There are a limited number of civil service jobs. There aren't a whole bunch just waiting for all of those IT guys who have had their jobs outsourced. And how are these jobs paid for? Taxes.
A job with a SMALL PRIVATE COMPANY
Small, private companies are also more likely to fail than the larger companies. Less likely to have retirement plans, good medical/dental benefits, etc.
If modern Americans weren't constantly deluged with so much brainwashing designed to make them spend their money on useless garbage, they wouldn't need anywhere NEAR as much money as they think they do.
I agree with this. Of course, if everybody chooses this path, those of us who go to work and make something will then have a smaller market. Economic growth comes from producing more stuff, and producing more stuff only works if people are buying more stuff.
Play video games. Watch commercial-free movies, rented on DVD. Anything, as long as you aren't being fed commercial propaganda.
I don't remember where I was reading about this, it was just this week, but these are not the activities to engage in if you don't want commercial propaganda. More and more movies and video games will be used as advertisements. Maybe not as blatantly as a commercial on TV, but they will advertise, nonetheless.
Cut up all your credit cards.
I have two credit cards. They both get paid off every month. I have never paid interest on them. I view it as an interest-free revolving loan. (Don't tell my card company, please.) And you need to establish credit to buy a house, so it's a good idea to get credit cards early. But don't ever treat it as "credit". If you think of it as using money that you already have, just delaying the actual payment, you'll come out ok.
YMMV
But we must first challenge the concept that free trade is beneficial to all parties.
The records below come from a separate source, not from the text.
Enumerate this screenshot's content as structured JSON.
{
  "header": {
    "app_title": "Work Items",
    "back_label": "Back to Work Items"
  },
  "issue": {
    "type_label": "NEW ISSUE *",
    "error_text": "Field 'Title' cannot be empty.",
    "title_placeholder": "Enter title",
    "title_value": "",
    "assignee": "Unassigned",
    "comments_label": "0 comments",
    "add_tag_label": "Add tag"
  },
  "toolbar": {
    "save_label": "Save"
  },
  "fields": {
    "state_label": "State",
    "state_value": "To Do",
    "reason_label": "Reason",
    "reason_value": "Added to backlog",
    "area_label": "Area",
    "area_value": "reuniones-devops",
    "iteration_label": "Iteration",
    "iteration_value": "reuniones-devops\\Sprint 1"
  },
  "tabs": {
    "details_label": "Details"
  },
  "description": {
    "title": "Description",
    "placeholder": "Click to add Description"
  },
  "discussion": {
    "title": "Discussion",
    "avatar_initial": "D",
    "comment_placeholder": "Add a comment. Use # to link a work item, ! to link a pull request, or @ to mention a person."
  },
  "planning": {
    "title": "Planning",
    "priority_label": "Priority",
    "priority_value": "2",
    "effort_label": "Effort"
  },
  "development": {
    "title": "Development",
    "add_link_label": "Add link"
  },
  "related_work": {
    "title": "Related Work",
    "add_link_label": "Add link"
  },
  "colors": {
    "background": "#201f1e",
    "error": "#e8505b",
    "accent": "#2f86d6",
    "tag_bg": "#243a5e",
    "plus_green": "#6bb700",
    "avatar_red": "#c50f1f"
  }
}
How, precisely, has free trade benefitted the US or the Western world?
By allowing us to buy things we previously had to manufacture ourselves much cheaper from China (clothes & stuff) and India (software). Since it's cheaper we can get more of it (or other things we want), and thus live materially better lives.
Free trade is in large part what made the rich world rich. It's no coincidence that countries with the freest trade are also the richest.
Our trading partners - India and China - do not believe in free trade - why should we?
This argument is based on the assumption that free trade is bad for you. Something you do as a favor to others, hoping they will repay you in kind.
In actual fact, unconditional free trade is good for a country's economy, regardless of whether it's trading partners also practice it.
I know this flies in the face of conventional wisdom and government policy of pretty much every country, but nevertheless it is a basic fact of economics that is typically explained in 10-20 pages in first year economics text books. Don't take my word for it. Read a book on the subject!
A lot of people are upset about creationism possibly being mentioned in science books. But where is the indignation over this scientific fallacy - which affects our daily lives immeasurably more - being far more widespread?